Reste la question qui n’a été posée par personne au pupitre. Devant qui ce plan sera t il discuté ? La veille, le 3 septembre, le ministère des Relations avec le Parlement a confirmé à l’AFP qu’il n’y aurait pas de session extraordinaire en septembre. Motif invoqué : les élections sénatoriales de fin de mois. Les députés ne retrouveront l’hémicycle qu’en octobre. C’est la troisième fois seulement depuis 2005 que la rentrée parlementaire saute, après 2022 et 2024.
Autrement dit : 1 356 millions d’euros annoncés le lendemain du jour où l’on a officialisé que la salle des questions resterait fermée jusqu’au mois suivant. Ce n’est pas un scandale, c’est une méthode, et nous l’avons déjà décrite trois fois cette quinzaine. La suspension des retraites entrée en vigueur mardi avec cinq périmètres et aucun étiqueté. Le séminaire du budget 2027 tenu aux Invalides à huis clos et sans téléphones. La note de l’Inspection générale des finances sur un président élu qui ne pourrait plus décider du budget. Trois fois le même geste : la décision d’un côté, le lieu du contrôle de l’autre, et jamais les deux le même jour.
Une dernière chose, pour être juste. Le plafond des acomptes d’indemnisation a été porté de 70 % à 80 % du montant prévisionnel, ce qui fait arriver l’argent plus vite sur les exploitations. C’est concret, c’est immédiat, et c’est la seule ligne du plan qui produira un effet avant que les députés ne rentrent. Elle ne coûte rien : elle avance juste la date.

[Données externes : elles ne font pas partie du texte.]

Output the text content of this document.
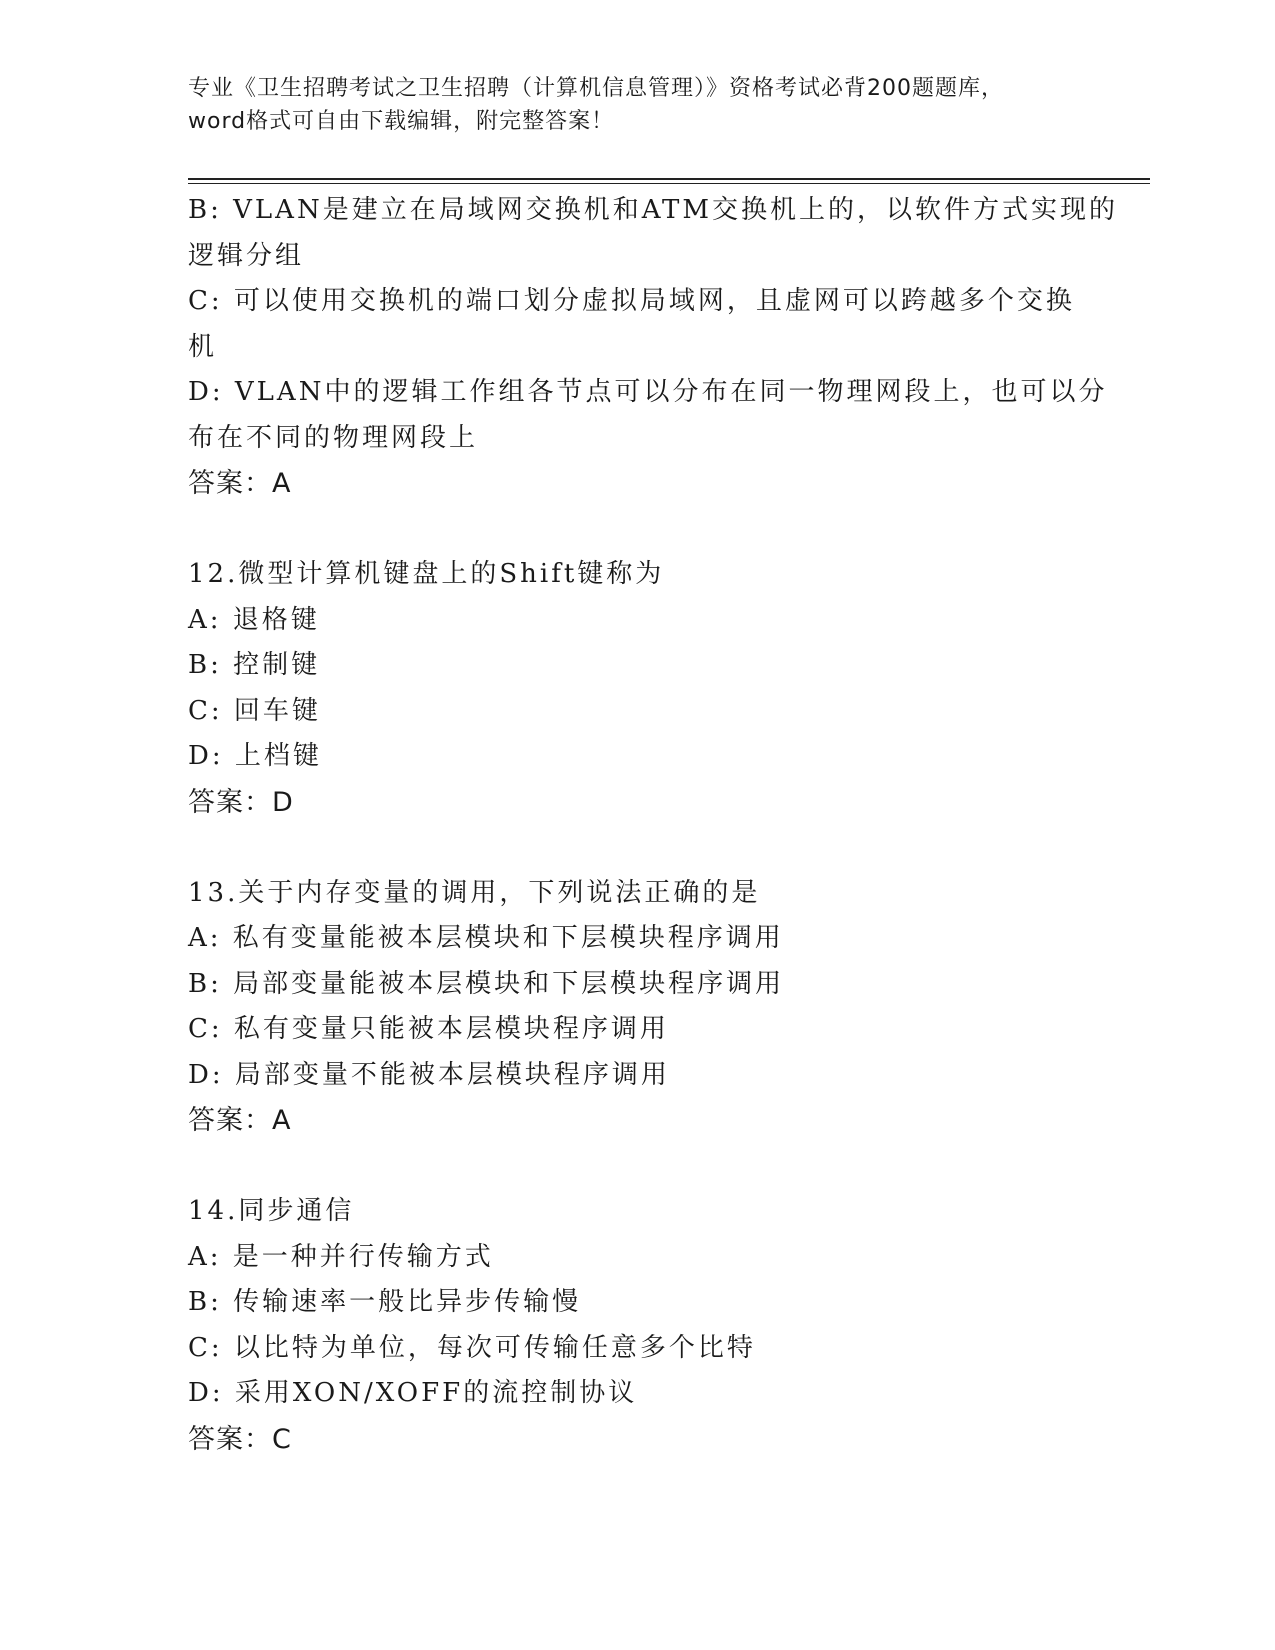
专业《卫生招聘考试之卫生招聘（计算机信息管理）》资格考试必背200题题库，
word格式可自由下载编辑，附完整答案！
B: VLAN是建立在局域网交换机和ATM交换机上的，以软件方式实现的
逻辑分组
C: 可以使用交换机的端口划分虚拟局域网，且虚网可以跨越多个交换
机
D: VLAN中的逻辑工作组各节点可以分布在同一物理网段上，也可以分
布在不同的物理网段上
答案：A
12.微型计算机键盘上的Shift键称为
A: 退格键
B: 控制键
C: 回车键
D: 上档键
答案：D
13.关于内存变量的调用，下列说法正确的是
A: 私有变量能被本层模块和下层模块程序调用
B: 局部变量能被本层模块和下层模块程序调用
C: 私有变量只能被本层模块程序调用
D: 局部变量不能被本层模块程序调用
答案：A
14.同步通信
A: 是一种并行传输方式
B: 传输速率一般比异步传输慢
C: 以比特为单位，每次可传输任意多个比特
D: 采用XON/XOFF的流控制协议
答案：C
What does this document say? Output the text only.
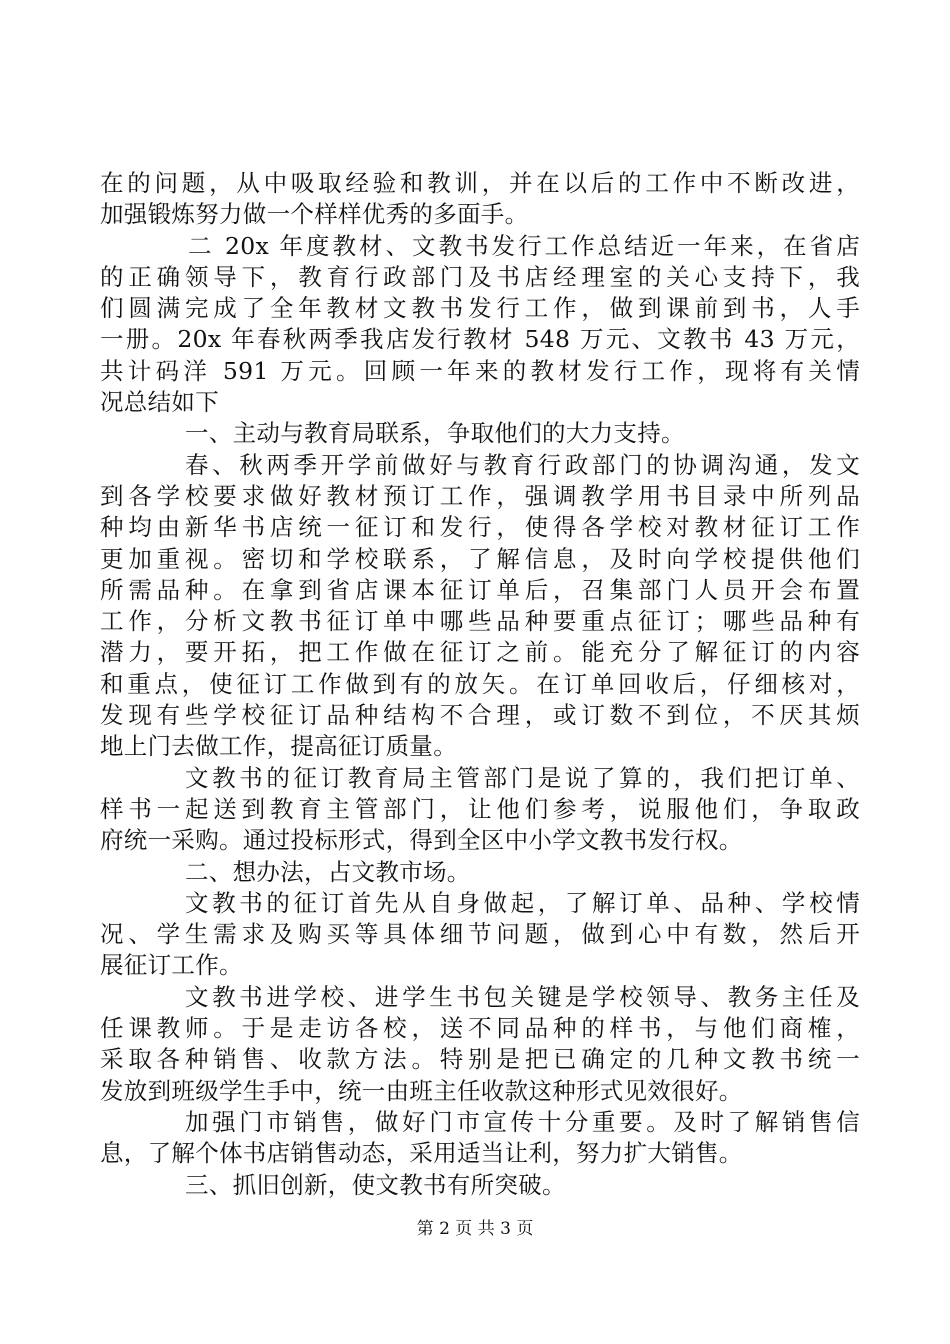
在的问题，从中吸取经验和教训，并在以后的工作中不断改进，
加强锻炼努力做一个样样优秀的多面手。
二 20x 年度教材、文教书发行工作总结近一年来，在省店
的正确领导下，教育行政部门及书店经理室的关心支持下，我
们圆满完成了全年教材文教书发行工作，做到课前到书，人手
一册。20x 年春秋两季我店发行教材 548 万元、文教书 43 万元，
共计码洋 591 万元。回顾一年来的教材发行工作，现将有关情
况总结如下
一、主动与教育局联系，争取他们的大力支持。
春、秋两季开学前做好与教育行政部门的协调沟通，发文
到各学校要求做好教材预订工作，强调教学用书目录中所列品
种均由新华书店统一征订和发行，使得各学校对教材征订工作
更加重视。密切和学校联系，了解信息，及时向学校提供他们
所需品种。在拿到省店课本征订单后，召集部门人员开会布置
工作，分析文教书征订单中哪些品种要重点征订；哪些品种有
潜力，要开拓，把工作做在征订之前。能充分了解征订的内容
和重点，使征订工作做到有的放矢。在订单回收后，仔细核对，
发现有些学校征订品种结构不合理，或订数不到位，不厌其烦
地上门去做工作，提高征订质量。
文教书的征订教育局主管部门是说了算的，我们把订单、
样书一起送到教育主管部门，让他们参考，说服他们，争取政
府统一采购。通过投标形式，得到全区中小学文教书发行权。
二、想办法，占文教市场。
文教书的征订首先从自身做起，了解订单、品种、学校情
况、学生需求及购买等具体细节问题，做到心中有数，然后开
展征订工作。
文教书进学校、进学生书包关键是学校领导、教务主任及
任课教师。于是走访各校，送不同品种的样书，与他们商榷，
采取各种销售、收款方法。特别是把已确定的几种文教书统一
发放到班级学生手中，统一由班主任收款这种形式见效很好。
加强门市销售，做好门市宣传十分重要。及时了解销售信
息，了解个体书店销售动态，采用适当让利，努力扩大销售。
三、抓旧创新，使文教书有所突破。
第 2 页 共 3 页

1 356 millions annoncés. 300 qui ne sont pas versés. 251 qui étaient déjà là. 235 confiés aux préfets. Une réforme de fond applicable en 2027. Et 0 vote avant octobre.
DANS L’ARCHIVE · La sécheresse française vue par Copernicus · La mission reconstruction après les incendies de Gironde · Le tourisme mesuré juste avant les feux · Cinq chiffres pour une suspension des retraites · Le séminaire budget 2027 aux Invalides · La note IGF sur la loi spéciale
NOTE DE TRANSPARENCE · le total de 1 356 millions est notre addition des lignes publiées par le ministère, en borne basse. Il n’est validé par aucune source officielle. LCP écrit « environ 330 millions » pour le dégrèvement de taxe foncière là où le ministère écrit « plus de 300 » ; nous retenons la borne basse et signalons l’écart. Nous n’affirmons aucun effet du passage de 5 à 8 ans sur les indemnisations futures : aucune simulation publique n’existe à l’heure du bouclage.